Whether none should be singular or plural is the kind of question that makes the nonprescriptive linguists feel smug and superior. But people who work in publishing know that some standards are needed — even if not the same ones for every book.

So, which is correct?

  1. None of the editors really understands language.
  2. None of the editors really understand language.

The first sentence presumes that none takes a singular verb, the second sentence that it takes a plural verb. I think more people would be likely to use the second formulation in ordinary speech, but some editors insist that none should be considered equivalent to “not one,” and therefore should take the singular.

That sounds plausible — except that it’s nonsense. None derives from an Old English word that is related to the German nein. Its constellation of meanings centered on the concept of “not any,” but there is no reason to consider it a strict equivalent to “not one.” In fact, back in the early twentieth century even old tight-assed Henry Fowler, in his Dictionary of Modern English Usage, urged writers to avoid the singular.
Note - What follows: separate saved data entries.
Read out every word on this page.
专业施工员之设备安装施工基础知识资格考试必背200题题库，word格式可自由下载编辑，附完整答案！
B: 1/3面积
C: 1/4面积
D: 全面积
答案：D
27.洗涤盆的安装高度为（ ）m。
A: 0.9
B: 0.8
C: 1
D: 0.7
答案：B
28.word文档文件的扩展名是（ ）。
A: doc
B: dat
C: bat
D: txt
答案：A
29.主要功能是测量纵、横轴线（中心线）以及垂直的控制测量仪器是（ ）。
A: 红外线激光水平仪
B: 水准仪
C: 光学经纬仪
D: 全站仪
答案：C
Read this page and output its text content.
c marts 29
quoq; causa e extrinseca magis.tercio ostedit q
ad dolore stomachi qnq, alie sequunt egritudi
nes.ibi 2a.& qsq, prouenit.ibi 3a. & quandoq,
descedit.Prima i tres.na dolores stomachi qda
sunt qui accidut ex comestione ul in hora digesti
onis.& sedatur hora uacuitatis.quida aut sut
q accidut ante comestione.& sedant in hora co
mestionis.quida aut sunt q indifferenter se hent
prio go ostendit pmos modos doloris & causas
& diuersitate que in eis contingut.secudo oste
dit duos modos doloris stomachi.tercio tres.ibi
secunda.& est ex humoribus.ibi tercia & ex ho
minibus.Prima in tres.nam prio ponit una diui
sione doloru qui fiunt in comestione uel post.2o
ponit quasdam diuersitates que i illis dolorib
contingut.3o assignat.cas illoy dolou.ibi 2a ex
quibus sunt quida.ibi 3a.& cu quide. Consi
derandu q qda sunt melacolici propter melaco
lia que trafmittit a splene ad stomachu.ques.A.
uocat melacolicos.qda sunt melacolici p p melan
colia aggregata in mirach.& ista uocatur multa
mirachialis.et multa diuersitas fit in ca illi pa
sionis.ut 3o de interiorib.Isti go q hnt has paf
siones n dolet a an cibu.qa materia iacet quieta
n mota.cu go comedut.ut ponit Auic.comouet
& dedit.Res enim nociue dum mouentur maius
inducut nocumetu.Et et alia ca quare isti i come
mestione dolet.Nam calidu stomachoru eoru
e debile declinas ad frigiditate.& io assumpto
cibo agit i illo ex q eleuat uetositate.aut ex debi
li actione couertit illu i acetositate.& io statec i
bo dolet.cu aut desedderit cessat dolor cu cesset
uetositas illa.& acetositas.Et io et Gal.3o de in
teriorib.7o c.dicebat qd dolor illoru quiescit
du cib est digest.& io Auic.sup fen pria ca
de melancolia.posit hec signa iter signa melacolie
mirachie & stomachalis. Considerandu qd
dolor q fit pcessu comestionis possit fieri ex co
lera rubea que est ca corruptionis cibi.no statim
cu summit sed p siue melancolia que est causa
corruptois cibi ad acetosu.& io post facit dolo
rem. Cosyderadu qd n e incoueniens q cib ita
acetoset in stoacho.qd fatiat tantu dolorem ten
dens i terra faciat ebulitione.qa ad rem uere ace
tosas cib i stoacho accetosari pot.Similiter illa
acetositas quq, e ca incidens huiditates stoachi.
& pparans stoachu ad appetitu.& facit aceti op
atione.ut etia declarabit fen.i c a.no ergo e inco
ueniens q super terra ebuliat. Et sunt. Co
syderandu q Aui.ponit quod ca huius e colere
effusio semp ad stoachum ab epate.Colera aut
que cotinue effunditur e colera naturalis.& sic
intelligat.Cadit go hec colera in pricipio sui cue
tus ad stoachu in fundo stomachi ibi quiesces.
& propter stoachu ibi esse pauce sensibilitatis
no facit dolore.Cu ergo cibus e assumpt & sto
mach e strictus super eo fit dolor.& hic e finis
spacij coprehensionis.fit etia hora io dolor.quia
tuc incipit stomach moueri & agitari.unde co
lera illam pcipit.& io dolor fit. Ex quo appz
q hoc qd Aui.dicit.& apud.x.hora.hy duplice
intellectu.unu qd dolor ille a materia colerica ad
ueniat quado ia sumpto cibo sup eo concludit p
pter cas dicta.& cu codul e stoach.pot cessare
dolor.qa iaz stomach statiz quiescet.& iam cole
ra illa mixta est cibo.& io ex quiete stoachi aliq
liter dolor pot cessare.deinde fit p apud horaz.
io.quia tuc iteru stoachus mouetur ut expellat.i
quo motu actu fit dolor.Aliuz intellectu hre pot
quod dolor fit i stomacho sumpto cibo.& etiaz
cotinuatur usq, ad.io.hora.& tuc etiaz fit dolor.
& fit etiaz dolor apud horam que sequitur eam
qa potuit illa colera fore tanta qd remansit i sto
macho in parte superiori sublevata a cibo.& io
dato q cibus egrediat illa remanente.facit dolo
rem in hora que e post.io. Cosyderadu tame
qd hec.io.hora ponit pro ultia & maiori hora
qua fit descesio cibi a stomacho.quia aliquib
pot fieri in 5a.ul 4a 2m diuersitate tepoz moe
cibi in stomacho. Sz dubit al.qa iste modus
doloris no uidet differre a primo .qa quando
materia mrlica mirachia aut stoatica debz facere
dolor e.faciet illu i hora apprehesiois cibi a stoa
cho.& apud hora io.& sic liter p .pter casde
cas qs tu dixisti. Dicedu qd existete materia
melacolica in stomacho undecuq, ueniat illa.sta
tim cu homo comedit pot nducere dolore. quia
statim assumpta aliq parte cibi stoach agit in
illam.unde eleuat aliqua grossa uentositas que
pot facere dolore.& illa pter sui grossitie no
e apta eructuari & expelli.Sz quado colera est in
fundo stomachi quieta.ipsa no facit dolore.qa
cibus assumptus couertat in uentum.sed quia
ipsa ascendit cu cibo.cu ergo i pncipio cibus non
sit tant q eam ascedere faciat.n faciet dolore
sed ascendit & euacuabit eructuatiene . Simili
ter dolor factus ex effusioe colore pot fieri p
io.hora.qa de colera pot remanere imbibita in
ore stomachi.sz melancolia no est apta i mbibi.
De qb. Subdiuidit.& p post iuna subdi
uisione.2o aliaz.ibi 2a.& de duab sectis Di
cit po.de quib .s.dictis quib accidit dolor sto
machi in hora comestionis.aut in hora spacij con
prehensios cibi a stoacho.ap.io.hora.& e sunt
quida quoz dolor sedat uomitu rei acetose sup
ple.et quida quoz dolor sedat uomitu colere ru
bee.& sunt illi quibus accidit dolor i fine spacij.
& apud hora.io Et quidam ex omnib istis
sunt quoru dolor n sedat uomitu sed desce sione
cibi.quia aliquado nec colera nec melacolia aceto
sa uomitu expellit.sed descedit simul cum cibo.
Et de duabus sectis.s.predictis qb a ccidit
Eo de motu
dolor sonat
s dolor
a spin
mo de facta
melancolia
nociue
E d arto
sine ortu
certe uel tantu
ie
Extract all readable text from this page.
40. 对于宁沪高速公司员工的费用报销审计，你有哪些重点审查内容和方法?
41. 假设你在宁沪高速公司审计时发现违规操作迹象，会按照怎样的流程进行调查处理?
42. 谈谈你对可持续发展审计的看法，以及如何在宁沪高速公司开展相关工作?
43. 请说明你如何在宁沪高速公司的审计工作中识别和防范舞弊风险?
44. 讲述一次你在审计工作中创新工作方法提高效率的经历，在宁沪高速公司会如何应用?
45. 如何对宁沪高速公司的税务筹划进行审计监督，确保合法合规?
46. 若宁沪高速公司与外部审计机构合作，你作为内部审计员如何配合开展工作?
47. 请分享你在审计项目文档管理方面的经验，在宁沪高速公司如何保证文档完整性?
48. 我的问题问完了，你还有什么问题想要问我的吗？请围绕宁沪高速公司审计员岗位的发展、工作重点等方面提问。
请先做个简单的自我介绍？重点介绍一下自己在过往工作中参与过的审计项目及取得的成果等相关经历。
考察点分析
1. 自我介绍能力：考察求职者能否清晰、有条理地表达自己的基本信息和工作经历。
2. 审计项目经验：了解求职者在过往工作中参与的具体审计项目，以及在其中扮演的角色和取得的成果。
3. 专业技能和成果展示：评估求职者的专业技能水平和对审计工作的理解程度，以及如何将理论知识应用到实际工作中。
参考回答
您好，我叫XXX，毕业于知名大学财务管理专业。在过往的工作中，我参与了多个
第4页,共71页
The reality is that sometimes none takes the singular and other times the plural. Rather than think of it as equivalent to “not one,” think of it as sometimes used that way and other times used as equivalent to “not any.” Thus:

  1. None of the linguists are good writers [not any of them can write]
  2. None of us is the chosen one [not one of us is Harry Potter]

In other words, you have to use your judgment. Sometimes you could go either way. Trust your ear — after all, there are none so deaf as those who will not hear.